The city continues to pay its monthly dues to Calpers in full, but has paid nothing to its bondholders for nearly three years, according to the interest payment schedule on roughly $50 million of pension obligation bonds issued by San Bernardino in 2005.
The non-payment of the bond debt and the city's lack of interest in talks with its pension bondholders just weeks before it must produce a bankruptcy exit plan should serve as a wake-up call to Wall Street issuers of debt to struggling cities, according to Michael Sweet, abankruptcy attorney with Fox Rothschild in San Francisco.
In January San Bernardino's city attorney, Gary Saenz, told Reuters the city intended to cut its bondholder debt under its bankruptcy plan.
San Bernardino's bankruptcy is being closely watched by the $3.6 trillion U.S. municipal bond market.
In the recent municipal bankruptcies of Detroit - the biggest-ever U.S. municipalbankruptcy - and Stockton, California, bondholders were forced to accept big cuts to their debt while pensioners emerged relatively unscathed.
"Bondholders should be realizing that in Chapter 9 cases those who will invariably get better treatment by the cities are former and current employers, who are part of the community, and not the faceless bankers holding commercial paper," Sweet said.
But Sweet said San Bernardino's treatment of its bondholders could come back to haunt it. "Down the road, the city may find that the capital market is unavailable to it or that it will be penalized at a very high rate when it seeks to borrow," he said.
San Bernardino, a city of 205,000 located 65 miles east of Los Angeles, declared bankruptcy in July 2012 with a $45 million deficit.
Bondholders and public employees want to understand how distressed cities handle their debts to Wall Street compared with other creditors such as pension funds.
San Bernardino's roughly $50 million pension bond debt was used in 2005 to pay off a portion of the city's obligation to Calpers.
In an unprecedented legal argument for a Chapter 9 municipal bankruptcy, EEPK, the Luxembourg-based bank and holder of the pension bonds, and Ambac Assurance Corp, which insures a portion of the bonds, assert in a January lawsuit against San Bernardino that those bonds are part of a single pension obligation, so that any payment to Calpers by San Bernardino requires equivalent payment to the bondholders.
Next week EEPK attorneys will ask the judge overseeing the bankruptcy to set a schedule to adjudicate the lawsuit.
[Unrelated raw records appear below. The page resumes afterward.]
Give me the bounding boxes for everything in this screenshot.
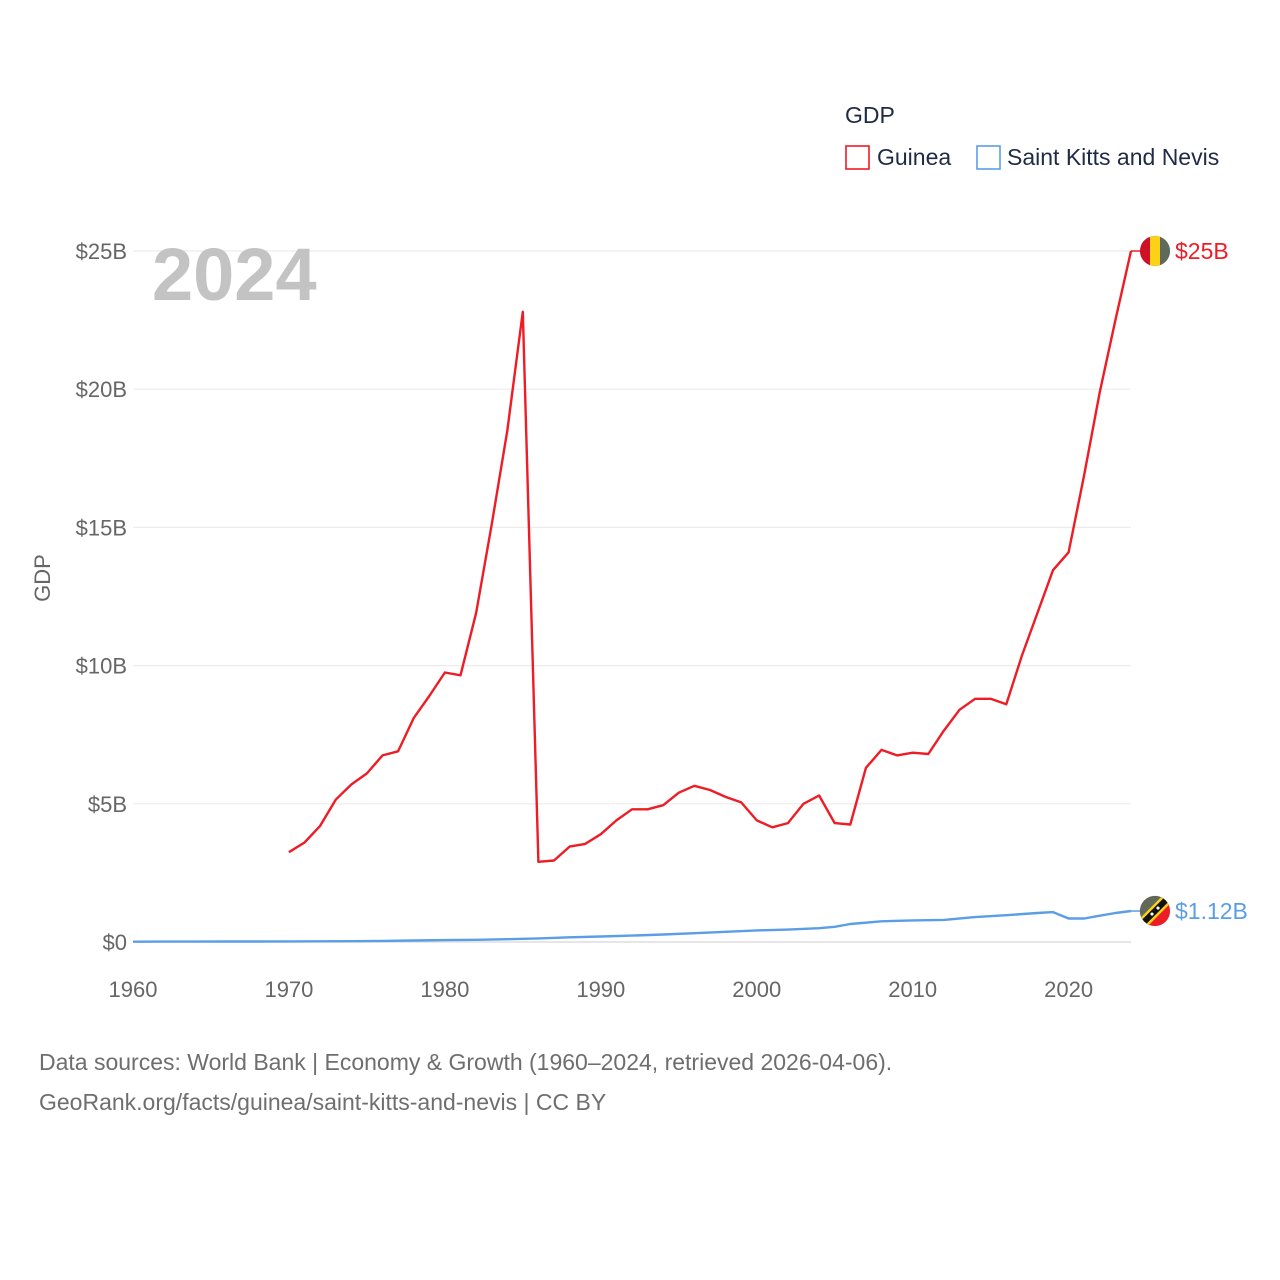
x-tick-label: 1990	[576, 977, 625, 1002]
legend-swatch-saint-kitts-and-nevis	[976, 145, 1001, 170]
x-tick-label: 1960	[109, 977, 158, 1002]
x-tick-label: 2020	[1044, 977, 1093, 1002]
current-year-label: 2024	[152, 233, 317, 316]
footer-sources: Data sources: World Bank | Economy & Gro…	[39, 1049, 893, 1075]
y-tick-label: $15B	[76, 515, 127, 540]
legend-label-guinea: Guinea	[877, 144, 951, 170]
x-tick-label: 1970	[264, 977, 313, 1002]
x-tick-label: 1980	[420, 977, 469, 1002]
x-tick-label: 2010	[888, 977, 937, 1002]
legend-label-saint-kitts-and-nevis: Saint Kitts and Nevis	[1007, 144, 1219, 170]
legend-item-guinea[interactable]: Guinea	[845, 144, 951, 170]
series-lines	[132, 250, 1133, 943]
series-line-saint-kitts-and-nevis	[132, 909, 1132, 943]
guinea-flag-icon	[1139, 235, 1171, 267]
legend-title: GDP	[845, 102, 895, 128]
series-line-guinea	[288, 250, 1133, 863]
footer: Data sources: World Bank | Economy & Gro…	[39, 1042, 1239, 1122]
saint-kitts-and-nevis-flag-icon	[1139, 895, 1171, 927]
y-tick-label: $5B	[88, 792, 127, 817]
footer-link[interactable]: GeoRank.org/facts/guinea/saint-kitts-and…	[39, 1089, 607, 1115]
y-tick-label: $10B	[76, 654, 127, 679]
y-axis-ticks: $0 $5B $10B $15B $20B $25B	[76, 239, 127, 955]
legend-swatch-guinea	[845, 145, 870, 170]
y-tick-label: $25B	[76, 239, 127, 264]
legend: GDP Guinea Saint Kitts and Nevis	[845, 102, 1219, 170]
end-value-label-guinea: $25B	[1175, 238, 1229, 264]
x-tick-label: 2000	[732, 977, 781, 1002]
end-value-label-saint-kitts-and-nevis: $1.12B	[1175, 898, 1248, 924]
gdp-line-chart: $0 $5B $10B $15B $20B $25B 1960 1970 1980 1990 20…	[30, 102, 1248, 1002]
y-tick-label: $20B	[76, 377, 127, 402]
gridlines	[133, 250, 1131, 943]
series-end-markers: $25B $1.12B	[1131, 235, 1248, 927]
x-axis-ticks: 1960 1970 1980 1990 2000 2010 2020	[109, 977, 1094, 1002]
y-axis-title: GDP	[30, 554, 55, 602]
y-tick-label: $0	[103, 930, 127, 955]
legend-item-saint-kitts-and-nevis[interactable]: Saint Kitts and Nevis	[976, 144, 1219, 170]
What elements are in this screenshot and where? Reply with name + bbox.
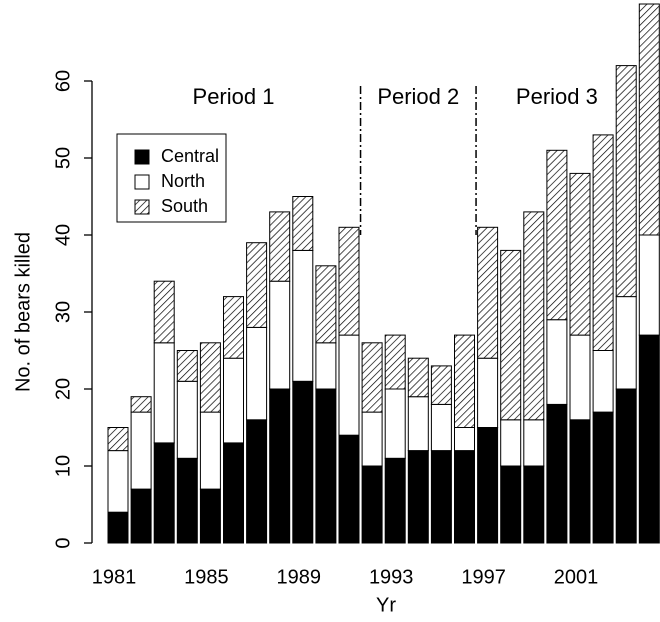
- bar-segment: [153, 342, 175, 444]
- bar-segment: [269, 211, 291, 282]
- bar-segment: [430, 450, 452, 544]
- bar-segment: [338, 334, 360, 436]
- bar-segment: [407, 396, 429, 452]
- bar-segment: [153, 442, 175, 544]
- legend-label: North: [161, 171, 205, 191]
- bar-segment: [454, 334, 475, 429]
- y-tick-label: 20: [52, 378, 74, 400]
- bar-segment: [615, 388, 637, 544]
- bar-segment: [592, 411, 614, 544]
- bar-segment: [153, 280, 175, 344]
- legend-swatch: [134, 174, 150, 190]
- x-tick-label: 1993: [369, 566, 414, 588]
- bar-segment: [638, 334, 660, 544]
- bar-segment: [384, 334, 406, 390]
- bar-segment: [523, 211, 545, 421]
- legend-swatch: [134, 199, 150, 215]
- bar-segment: [454, 427, 475, 452]
- bar-segment: [477, 427, 499, 544]
- bar-segment: [384, 457, 406, 544]
- x-tick-label: 1989: [277, 566, 322, 588]
- bar-segment: [176, 350, 198, 382]
- y-tick-label: 10: [52, 455, 74, 477]
- legend-swatch: [134, 149, 150, 165]
- bar-segment: [407, 357, 429, 398]
- bar-segment: [199, 411, 221, 490]
- bar-segment: [338, 434, 360, 544]
- bar-segment: [269, 280, 291, 390]
- x-axis-label: Yr: [376, 594, 396, 616]
- bar-segment: [500, 419, 522, 467]
- y-tick-label: 60: [52, 70, 74, 92]
- bar-segment: [430, 403, 452, 452]
- bar-segment: [246, 326, 268, 421]
- bar-segment: [477, 357, 499, 429]
- bar-segment: [199, 488, 221, 544]
- bar-segment: [523, 419, 545, 467]
- bar-segment: [246, 419, 268, 544]
- bar-segment: [361, 465, 383, 544]
- bar-segment: [361, 411, 383, 467]
- bar-segment: [292, 380, 314, 544]
- x-tick-label: 2001: [554, 566, 599, 588]
- bar-segment: [615, 65, 637, 298]
- bar-segment: [454, 450, 475, 544]
- bar-segment: [407, 450, 429, 544]
- legend-label: Central: [161, 146, 219, 166]
- period-label: Period 3: [516, 84, 598, 109]
- bar-segment: [477, 226, 499, 359]
- y-tick-label: 0: [52, 537, 74, 548]
- bar-segment: [384, 388, 406, 459]
- bar-segment: [546, 319, 568, 405]
- bar-segment: [107, 450, 129, 513]
- bar-segment: [500, 249, 522, 421]
- y-axis-label: No. of bears killed: [12, 232, 34, 392]
- bar-segment: [130, 488, 152, 544]
- y-tick-label: 50: [52, 147, 74, 169]
- bar-segment: [107, 511, 129, 544]
- x-tick-label: 1997: [461, 566, 506, 588]
- bar-segment: [430, 365, 452, 405]
- bar-segment: [130, 396, 152, 413]
- bar-segment: [246, 242, 268, 328]
- bar-segment: [500, 465, 522, 544]
- bar-segment: [569, 334, 591, 421]
- bar-segment: [638, 3, 660, 236]
- bar-segment: [223, 296, 244, 359]
- period-label: Period 1: [193, 84, 275, 109]
- bar-segment: [315, 342, 337, 390]
- bar-segment: [107, 427, 129, 452]
- bar-segment: [176, 457, 198, 544]
- bar-segment: [223, 442, 244, 544]
- bar-segment: [176, 380, 198, 459]
- period-label: Period 2: [377, 84, 459, 109]
- bar-segment: [569, 172, 591, 336]
- y-tick-label: 30: [52, 301, 74, 323]
- bar-segment: [315, 388, 337, 544]
- legend-label: South: [161, 196, 208, 216]
- bar-segment: [569, 419, 591, 544]
- bar-segment: [269, 388, 291, 544]
- bar-segment: [615, 296, 637, 390]
- bar-segment: [199, 342, 221, 413]
- bar-segment: [546, 403, 568, 544]
- bar-segment: [315, 265, 337, 344]
- y-tick-label: 40: [52, 224, 74, 246]
- bar-segment: [361, 342, 383, 413]
- bar-segment: [638, 234, 660, 336]
- bar-segment: [592, 350, 614, 413]
- bar-segment: [592, 134, 614, 351]
- bar-segment: [292, 196, 314, 251]
- bar-segment: [130, 411, 152, 490]
- bar-segment: [523, 465, 545, 544]
- bar-segment: [338, 226, 360, 336]
- bar-segment: [546, 149, 568, 321]
- bar-segment: [292, 249, 314, 382]
- bar-segment: [223, 357, 244, 444]
- x-tick-label: 1981: [92, 566, 137, 588]
- x-tick-label: 1985: [184, 566, 229, 588]
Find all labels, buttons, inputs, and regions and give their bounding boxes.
Wells Fargo Bank, the flagship bank of Wells Fargo & Co., is the bond trustee but is not a party to the lawsuit.
On Friday, the city filed court papers to dismiss EEPK and Ambac's lawsuit. The city said the bondholder argument "transcends novelty."
Rosanna Westmoreland, a Calpers spokeswoman, said EEPK's argument was "wrong."
San Bernardino's city attorney was not immediately available for comment.